L’aspetto misterioso del comandamento di Dio deriva dal fatto che la parola di Dio cela la rivelazione del Suo volto al nostro cuore abilitandolo a vivere in pienezza la sua vocazione all’umanità. Ogni comandamento ha quel contesto di applicazione e se o quando la vocazione all’umanità non si compie, allora vuol dire che l’abbiamo stravolto. Per questo la logica dell’intelligenza della parola di Dio capovolge la logica normale della comprensione. L’atteggiamento, davanti al comandamento, è quello invocato nella colletta: “O Dio, nostro Padre, ... suscita in noi l’amore per te e ravviva la nostra fede”, per cui, davanti alla parola di Dio, siamo invitati subito a metterla in pratica al fine di cogliere la rivelazione di Dio che si svela al nostro cuore. Il primo moto è affettivo, non intellettivo, nel senso che prima devo poter cogliere l’intenzione segreta di Dio che a me si rivolge fidandomi del suo amore. È per questo che, continuando la lettura del brano del Deuteronomio, al v. 9, si proclama: “Ma bada a te e guardati bene dal dimenticare le cose che i tuoi occhi hanno visto, non ti sfuggano dal cuore, per tutto il tempo della tua vita”. L’accento è così posto sul fatto di ‘far memoria delle parole che si sono viste’ (il testo dovrebbe essere tradotto infatti più letteralmente: ‘guardati bene dal dimenticare le parole che i tuoi occhi hanno visto’). L’accento cade sulla sincerità del cuore che si trova dentro una storia d’amore che lo precede e l’accompagna e a cui risponde e non sulla sua generosità. Cosa significa ‘vedere’ le parole? Significa aver accolto la parola ed essere avanzati in quella realizzazione di umanità che fa risplendere la prossimità di Dio.
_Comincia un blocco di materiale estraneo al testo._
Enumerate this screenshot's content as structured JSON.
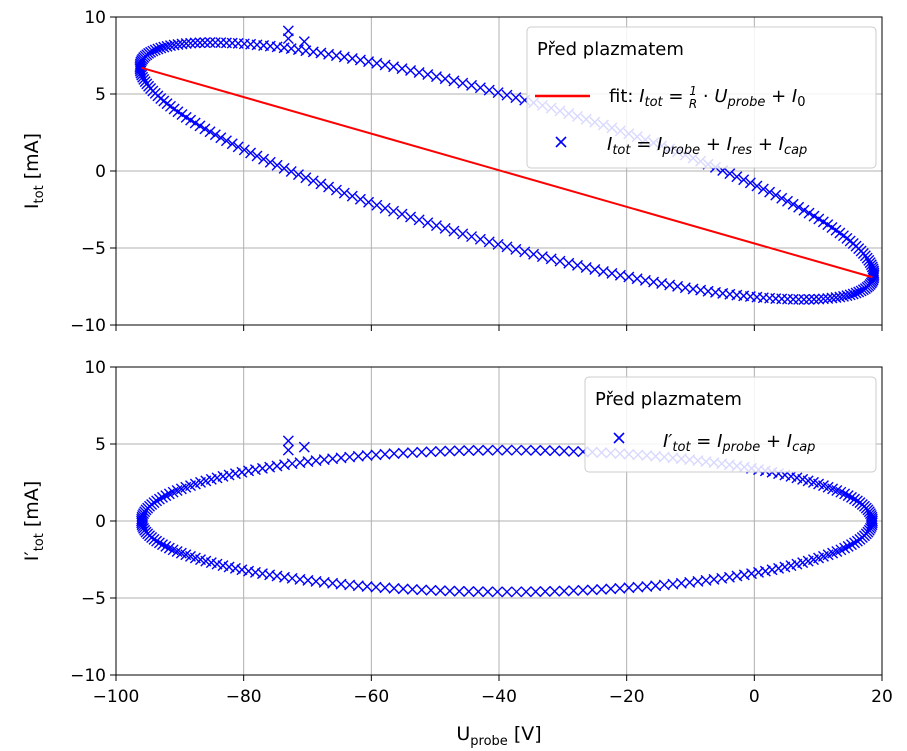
{
  "chart_data": [
    {
      "type": "scatter",
      "panel": "top",
      "xlabel": "",
      "ylabel": "I_tot [mA]",
      "xlim": [
        -100,
        20
      ],
      "ylim": [
        -10,
        10
      ],
      "xticks": [
        -100,
        -80,
        -60,
        -40,
        -20,
        0,
        20
      ],
      "yticks": [
        -10,
        -5,
        0,
        5,
        10
      ],
      "x_tick_labels_shown": false,
      "grid": true,
      "legend": {
        "title": "Před plazmatem",
        "placement": "top-right",
        "entries": [
          {
            "label_parts": [
              "fit: ",
              "I",
              "tot",
              " = ",
              "1/R",
              " · ",
              "U",
              "probe",
              " + ",
              "I",
              "0"
            ],
            "style": "line",
            "color": "#ff0000"
          },
          {
            "label_parts": [
              "I",
              "tot",
              " = ",
              "I",
              "probe",
              " + ",
              "I",
              "res",
              " + ",
              "I",
              "cap"
            ],
            "style": "x-marker",
            "color": "#0000ff"
          }
        ]
      },
      "series": [
        {
          "style": "x-marker",
          "color": "#0000ff",
          "description_shape": "closed loop (ellipse) traced by measured points",
          "loop": {
            "x_min": -96,
            "x_max": 18.5,
            "y_at_x_min": 6.7,
            "y_at_x_max": -6.9,
            "y_top_at_x": [
              [
                -85,
                8.0
              ],
              [
                -60,
                7.0
              ],
              [
                -40,
                5.0
              ],
              [
                -20,
                1.5
              ],
              [
                0,
                -2.5
              ],
              [
                15,
                -5.8
              ]
            ],
            "y_bottom_at_x": [
              [
                -90,
                3.5
              ],
              [
                -70,
                -0.3
              ],
              [
                -50,
                -3.0
              ],
              [
                -30,
                -5.3
              ],
              [
                -10,
                -7.2
              ],
              [
                5,
                -8.0
              ],
              [
                15,
                -7.5
              ]
            ]
          },
          "outliers": [
            {
              "x": -73,
              "y": 9.1
            },
            {
              "x": -73,
              "y": 8.6
            },
            {
              "x": -70.5,
              "y": 8.4
            }
          ]
        },
        {
          "style": "line",
          "color": "#ff0000",
          "x": [
            -96,
            18.5
          ],
          "y": [
            6.7,
            -6.9
          ]
        }
      ]
    },
    {
      "type": "scatter",
      "panel": "bottom",
      "xlabel": "U_probe [V]",
      "ylabel": "I'_tot [mA]",
      "xlim": [
        -100,
        20
      ],
      "ylim": [
        -10,
        10
      ],
      "xticks": [
        -100,
        -80,
        -60,
        -40,
        -20,
        0,
        20
      ],
      "yticks": [
        -10,
        -5,
        0,
        5,
        10
      ],
      "grid": true,
      "legend": {
        "title": "Před plazmatem",
        "placement": "top-right",
        "entries": [
          {
            "label_parts": [
              "I'",
              "tot",
              " = ",
              "I",
              "probe",
              " + ",
              "I",
              "cap"
            ],
            "style": "x-marker",
            "color": "#0000ff"
          }
        ]
      },
      "series": [
        {
          "style": "x-marker",
          "color": "#0000ff",
          "description_shape": "closed loop (ellipse) traced by measured points",
          "loop": {
            "x_min": -96,
            "x_max": 18.5,
            "y_max": 4.6,
            "y_min": -4.6,
            "center_x": -38.7,
            "center_y": 0
          },
          "outliers": [
            {
              "x": -73,
              "y": 5.2
            },
            {
              "x": -73,
              "y": 4.6
            },
            {
              "x": -70.5,
              "y": 4.8
            }
          ]
        }
      ]
    }
  ],
  "colors": {
    "marker": "#0000ff",
    "fit_line": "#ff0000",
    "grid": "#b0b0b0"
  }
}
La liturgia ha ben collocato, a commento del brano del Deuteronomio, il salmo 14, il quale riassume la sincerità del cuore davanti a Dio nell’agire con giustizia e nel parlare lealmente, cioè nel non danneggiare il prossimo, noi stessi compresi, né coi fatti né con la lingua (quello che i nostri Padri chiamavano: non ferire mai la coscienza del prossimo, né coi fatti né con le parole né con i pensieri né con i sentimenti). Questo vale assai di più di qualsiasi pratica umana, pur grandiosa, perché in questo risplende la vicinanza di Dio.